Karena kebanyakan manusia sibuk dengan kehidupan materi, maka dia tidak mendapatkan hubungan dengan penciptanya. Tapi manusia pada saat memutuskan hubungannya dengan kesibukan-kesibukan kehidupan dunia, atau saat manusia kehilangan harapan dari sebab-sebab materi, barulah manusia merasakan hubungan tersebut yang terdapat dalam dirinya.

Fitrah dalam pandangan ketiga juga bukan fitrah akal atau pengetahuan hushuli yang sederhana, tetapi yang dimaksud adalah fitrah qalbu. Syahid Muthahari berkata: Fitrah qalbu adalah manusia secara khusus diciptakan berkecenderungan dan berkeinginan kepada Tuhan.

Masih menurut Syahid  Muthahari  di  Majmu’e âtsar, dalam diri manusia telah diletakkan suatu bentuk insting pencarian Tuhan, kecenderungan kepada Tuhan, cinta dan penyembahan kepada Tuhan, sebagaimana insting kerinduan kepada  ibu dalam watak seorang anak.

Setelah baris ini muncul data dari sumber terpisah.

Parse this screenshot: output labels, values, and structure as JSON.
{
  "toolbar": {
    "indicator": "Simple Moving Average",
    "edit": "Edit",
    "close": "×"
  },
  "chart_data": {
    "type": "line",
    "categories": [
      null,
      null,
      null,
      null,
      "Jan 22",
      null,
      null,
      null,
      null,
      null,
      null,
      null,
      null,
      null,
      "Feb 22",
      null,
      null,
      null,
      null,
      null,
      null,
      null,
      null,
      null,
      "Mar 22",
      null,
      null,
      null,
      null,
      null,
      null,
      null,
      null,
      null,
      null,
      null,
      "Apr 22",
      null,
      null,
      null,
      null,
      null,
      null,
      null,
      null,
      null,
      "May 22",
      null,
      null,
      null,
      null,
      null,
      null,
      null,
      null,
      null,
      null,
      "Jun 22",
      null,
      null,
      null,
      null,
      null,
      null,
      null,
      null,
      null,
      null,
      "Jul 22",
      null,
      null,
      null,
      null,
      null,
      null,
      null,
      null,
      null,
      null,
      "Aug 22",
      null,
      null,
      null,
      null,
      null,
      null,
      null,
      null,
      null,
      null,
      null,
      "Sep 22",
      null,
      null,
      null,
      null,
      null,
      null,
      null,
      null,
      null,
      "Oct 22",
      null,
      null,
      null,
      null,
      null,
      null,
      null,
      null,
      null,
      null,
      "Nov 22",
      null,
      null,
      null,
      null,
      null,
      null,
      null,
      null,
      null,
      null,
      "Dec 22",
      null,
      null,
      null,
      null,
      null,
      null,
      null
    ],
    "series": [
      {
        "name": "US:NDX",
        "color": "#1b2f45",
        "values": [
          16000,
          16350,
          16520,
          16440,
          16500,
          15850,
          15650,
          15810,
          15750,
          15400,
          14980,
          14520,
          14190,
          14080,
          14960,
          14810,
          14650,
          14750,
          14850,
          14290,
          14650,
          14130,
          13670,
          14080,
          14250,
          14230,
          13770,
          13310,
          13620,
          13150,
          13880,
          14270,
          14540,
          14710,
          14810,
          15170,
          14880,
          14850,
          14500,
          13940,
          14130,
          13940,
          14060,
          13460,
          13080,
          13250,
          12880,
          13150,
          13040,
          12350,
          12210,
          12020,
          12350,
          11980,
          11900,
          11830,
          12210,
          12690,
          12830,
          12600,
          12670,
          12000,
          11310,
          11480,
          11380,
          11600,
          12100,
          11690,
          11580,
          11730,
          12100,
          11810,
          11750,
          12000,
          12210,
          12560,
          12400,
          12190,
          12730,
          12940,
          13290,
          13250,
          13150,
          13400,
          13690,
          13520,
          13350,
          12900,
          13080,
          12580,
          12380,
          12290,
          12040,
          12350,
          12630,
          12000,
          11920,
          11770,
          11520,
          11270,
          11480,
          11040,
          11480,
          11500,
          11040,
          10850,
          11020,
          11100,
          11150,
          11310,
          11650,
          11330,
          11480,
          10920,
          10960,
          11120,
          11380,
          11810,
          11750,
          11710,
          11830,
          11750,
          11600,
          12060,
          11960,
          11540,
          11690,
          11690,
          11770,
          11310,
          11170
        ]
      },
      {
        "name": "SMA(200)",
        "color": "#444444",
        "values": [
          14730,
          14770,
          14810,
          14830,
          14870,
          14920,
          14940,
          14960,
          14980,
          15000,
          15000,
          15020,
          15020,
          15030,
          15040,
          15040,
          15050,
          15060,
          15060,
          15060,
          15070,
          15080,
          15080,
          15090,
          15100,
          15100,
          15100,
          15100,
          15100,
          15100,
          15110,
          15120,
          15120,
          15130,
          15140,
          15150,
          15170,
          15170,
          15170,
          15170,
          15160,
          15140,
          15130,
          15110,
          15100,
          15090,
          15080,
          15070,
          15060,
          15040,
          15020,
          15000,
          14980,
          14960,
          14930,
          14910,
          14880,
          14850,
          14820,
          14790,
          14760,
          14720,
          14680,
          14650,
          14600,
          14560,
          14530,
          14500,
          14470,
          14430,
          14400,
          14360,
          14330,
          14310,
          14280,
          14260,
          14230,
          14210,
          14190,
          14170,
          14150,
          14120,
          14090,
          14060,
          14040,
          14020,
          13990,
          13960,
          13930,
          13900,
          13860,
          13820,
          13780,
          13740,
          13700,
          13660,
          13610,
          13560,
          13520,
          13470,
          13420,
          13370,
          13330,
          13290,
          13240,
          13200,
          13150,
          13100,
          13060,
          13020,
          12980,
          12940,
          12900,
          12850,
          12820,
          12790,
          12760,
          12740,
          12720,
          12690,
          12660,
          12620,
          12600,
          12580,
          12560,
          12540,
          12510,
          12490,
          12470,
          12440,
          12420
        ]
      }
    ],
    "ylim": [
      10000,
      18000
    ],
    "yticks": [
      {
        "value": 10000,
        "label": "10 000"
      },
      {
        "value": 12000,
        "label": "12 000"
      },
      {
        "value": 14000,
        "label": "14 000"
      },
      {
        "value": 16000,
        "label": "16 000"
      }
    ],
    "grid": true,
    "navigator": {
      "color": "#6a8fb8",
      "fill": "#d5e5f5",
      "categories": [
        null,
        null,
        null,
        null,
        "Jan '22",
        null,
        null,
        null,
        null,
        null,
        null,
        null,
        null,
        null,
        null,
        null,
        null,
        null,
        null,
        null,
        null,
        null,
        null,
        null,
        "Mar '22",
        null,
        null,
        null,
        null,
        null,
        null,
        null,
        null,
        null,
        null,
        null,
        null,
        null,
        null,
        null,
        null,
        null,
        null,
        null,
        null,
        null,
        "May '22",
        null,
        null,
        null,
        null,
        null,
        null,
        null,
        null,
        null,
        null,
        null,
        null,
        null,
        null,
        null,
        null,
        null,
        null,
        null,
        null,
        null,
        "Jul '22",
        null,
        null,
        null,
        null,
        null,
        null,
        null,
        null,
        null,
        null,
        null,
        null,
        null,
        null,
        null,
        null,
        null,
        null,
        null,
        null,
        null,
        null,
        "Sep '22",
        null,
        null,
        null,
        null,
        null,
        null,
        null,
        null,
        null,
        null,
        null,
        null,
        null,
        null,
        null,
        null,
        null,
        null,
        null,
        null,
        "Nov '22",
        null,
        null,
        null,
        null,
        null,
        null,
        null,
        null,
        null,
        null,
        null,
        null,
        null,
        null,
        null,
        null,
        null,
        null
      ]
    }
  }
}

Anak-anak yang baru dilahirkan meskipun belum memahami makna kesadaran nyata tetapi terdapat dalam dirinya apa yang tidak disadarinya berupa kecenderungan kepada ibu dan kerinduan padanya.

Dalam wujud manusia terdapat kecenderungan seperti ini, suatu kecenderungan agung dan tinggi, yakni kecenderungan penyembahan dan kecenderungan kepada Tuhan. Kecenderungan inilah yang membawa manusia ingin berhubungan dengan suatu hakikat yang tinggi dan ingin dekat kepada hakikat tersebut serta mensucikannya.

Fitrah manusia yang telah diciptakan Tuhan dan diletakkan pada diri manusia dalam bentuk tabiat penciptaan, dengan tabiat tersebut  manusia menerima agama dan menyembah dan mencintai Tuhan.